Il faut refonder l’observation sociale

Publié le 10/05/2012 • Par La Rédaction • dans : France, Opinions

Hervé Guéry (photo) et Louis Maurin

Hervé Guéry (photo) et Louis Maurin

respectivement directeur de la société Compas et directeur de l’Observatoire des inégalités. Ils ont fondé ensemble le Centre d’observation de la société

Les électeurs ont choisi l’alternance. Dans un contexte de crise, François Hollande va devoir répondre à des attentes très fortes de la population. Toutes les enquêtes d’opinion montrent que la principale préoccupation des électeurs est l’état de la situation sociale : emploi, pouvoir d’achat, santé… Pourtant, la campagne a largement occulté ces questions.

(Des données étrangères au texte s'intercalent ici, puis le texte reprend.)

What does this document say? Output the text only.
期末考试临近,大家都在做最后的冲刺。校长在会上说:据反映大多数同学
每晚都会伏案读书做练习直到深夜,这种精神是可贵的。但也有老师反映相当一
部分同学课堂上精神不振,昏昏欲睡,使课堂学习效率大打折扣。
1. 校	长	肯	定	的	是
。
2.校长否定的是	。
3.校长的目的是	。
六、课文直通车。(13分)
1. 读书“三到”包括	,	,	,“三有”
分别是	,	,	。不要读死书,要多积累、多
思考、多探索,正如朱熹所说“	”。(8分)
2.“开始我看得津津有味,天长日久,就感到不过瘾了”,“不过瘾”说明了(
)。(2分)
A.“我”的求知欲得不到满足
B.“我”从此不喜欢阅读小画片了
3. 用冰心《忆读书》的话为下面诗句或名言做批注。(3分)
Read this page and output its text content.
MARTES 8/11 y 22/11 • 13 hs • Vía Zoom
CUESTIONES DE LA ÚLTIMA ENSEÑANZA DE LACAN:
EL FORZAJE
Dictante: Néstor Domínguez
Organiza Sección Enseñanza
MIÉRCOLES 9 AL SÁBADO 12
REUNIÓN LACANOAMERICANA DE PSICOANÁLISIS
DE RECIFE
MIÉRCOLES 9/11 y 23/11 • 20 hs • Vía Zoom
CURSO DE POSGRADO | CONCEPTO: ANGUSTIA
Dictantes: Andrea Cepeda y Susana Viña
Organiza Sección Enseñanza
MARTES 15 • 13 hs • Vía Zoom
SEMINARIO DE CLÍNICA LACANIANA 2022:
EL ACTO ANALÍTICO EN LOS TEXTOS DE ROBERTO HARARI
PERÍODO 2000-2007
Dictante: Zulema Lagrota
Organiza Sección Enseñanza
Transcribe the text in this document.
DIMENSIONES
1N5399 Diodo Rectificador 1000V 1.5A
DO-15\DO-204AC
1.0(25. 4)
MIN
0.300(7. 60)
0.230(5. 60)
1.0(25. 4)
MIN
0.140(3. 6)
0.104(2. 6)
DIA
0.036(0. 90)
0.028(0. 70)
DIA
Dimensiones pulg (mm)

Si le vote extrême a progressé, c’est aussi que les partis politiques se contentent le plus souvent d’une analyse superficielle et surplombante des questions de société, assurée par une poignée d’experts. Une vision polarisée entre les beaux quartiers et quelques cités délabrées de banlieue.

Si l’on veut mettre en œuvre des politiques adaptées aux besoins de la population, il est temps de refonder l’analyse des questions sociales, à l’aide des outils de plus en plus développés dont nous disposons pour observer la société.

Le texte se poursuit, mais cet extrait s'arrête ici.